Well, no-one really knows what an ammonite looks like as no soft-bodied fossils have ever been found. This is in itself somewhat odd when one thinks that ammonites are found in such locations as Solnhofen in Germany where soft-bodied fossil vampyromorphs have been found displaying the soft parts. Maybe there was something unique or especially delicate about the ammonite creature itself?
Anyway, I don't see any reason why these giant ammonites could not have had thick arms like this, after all, the living chamber would be quite massive and able to support a large bulky animal. It's hard to imagine something this massive feeding on plankton, though one can imagine it hopping along the seabed hunting crustaceans.

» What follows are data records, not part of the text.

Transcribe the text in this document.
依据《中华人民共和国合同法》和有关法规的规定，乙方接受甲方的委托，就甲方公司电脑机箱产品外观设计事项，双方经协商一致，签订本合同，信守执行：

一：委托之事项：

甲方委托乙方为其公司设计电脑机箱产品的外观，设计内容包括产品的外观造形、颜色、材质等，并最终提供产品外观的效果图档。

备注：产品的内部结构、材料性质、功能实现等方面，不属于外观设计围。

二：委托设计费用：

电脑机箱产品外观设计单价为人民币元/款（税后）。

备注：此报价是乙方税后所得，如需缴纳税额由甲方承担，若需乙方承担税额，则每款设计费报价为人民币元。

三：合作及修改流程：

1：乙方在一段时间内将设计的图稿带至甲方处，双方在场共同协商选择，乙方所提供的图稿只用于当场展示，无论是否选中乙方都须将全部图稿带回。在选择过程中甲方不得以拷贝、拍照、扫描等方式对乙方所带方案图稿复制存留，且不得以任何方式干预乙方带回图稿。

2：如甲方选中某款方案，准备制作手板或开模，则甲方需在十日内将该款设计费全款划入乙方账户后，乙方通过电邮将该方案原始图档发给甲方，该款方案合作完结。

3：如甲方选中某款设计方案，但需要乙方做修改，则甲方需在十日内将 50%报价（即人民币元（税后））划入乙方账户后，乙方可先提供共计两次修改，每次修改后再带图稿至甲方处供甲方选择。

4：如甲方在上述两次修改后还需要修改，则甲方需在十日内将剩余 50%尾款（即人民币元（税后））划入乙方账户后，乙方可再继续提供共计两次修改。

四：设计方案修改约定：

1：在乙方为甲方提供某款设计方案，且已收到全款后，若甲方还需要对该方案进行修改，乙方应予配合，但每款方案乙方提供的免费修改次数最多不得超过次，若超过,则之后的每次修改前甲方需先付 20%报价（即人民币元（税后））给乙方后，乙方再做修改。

I'm sure the smaller forms were drifters feeding on plankton with thin delicate arms as you say, Jean.
There is some evidence to suggest that the ammonite may have born a much closer resemblance to the coleoids (esp the octopus) than the nautiloids based on similarities in the radula. Personally, I suspect that there there was a great variety in size and shape of the soft-bodied parts adapted to differing lifestyles, but all based on the ten-armed plan. But no-one really knows for sure........yet.
Not the biggest ammonite in the World but the biggest ammonite in my living room (and I think its a whopper!). A Coroniceras (or Paracoroniceras) from Lyme Regis in Dorset - they do get bigger than this one. The middle few whorls are restored as they rarely preserve right to the centre I'm told.
Great ammonite Neuropteris, it is at least a double quarter pounder
As for the reconstruction, just the opposite of what I imagine they would have looked like. I don't know why, but for some reason I see ammonoids more like a long slender spider web hanging from the shell.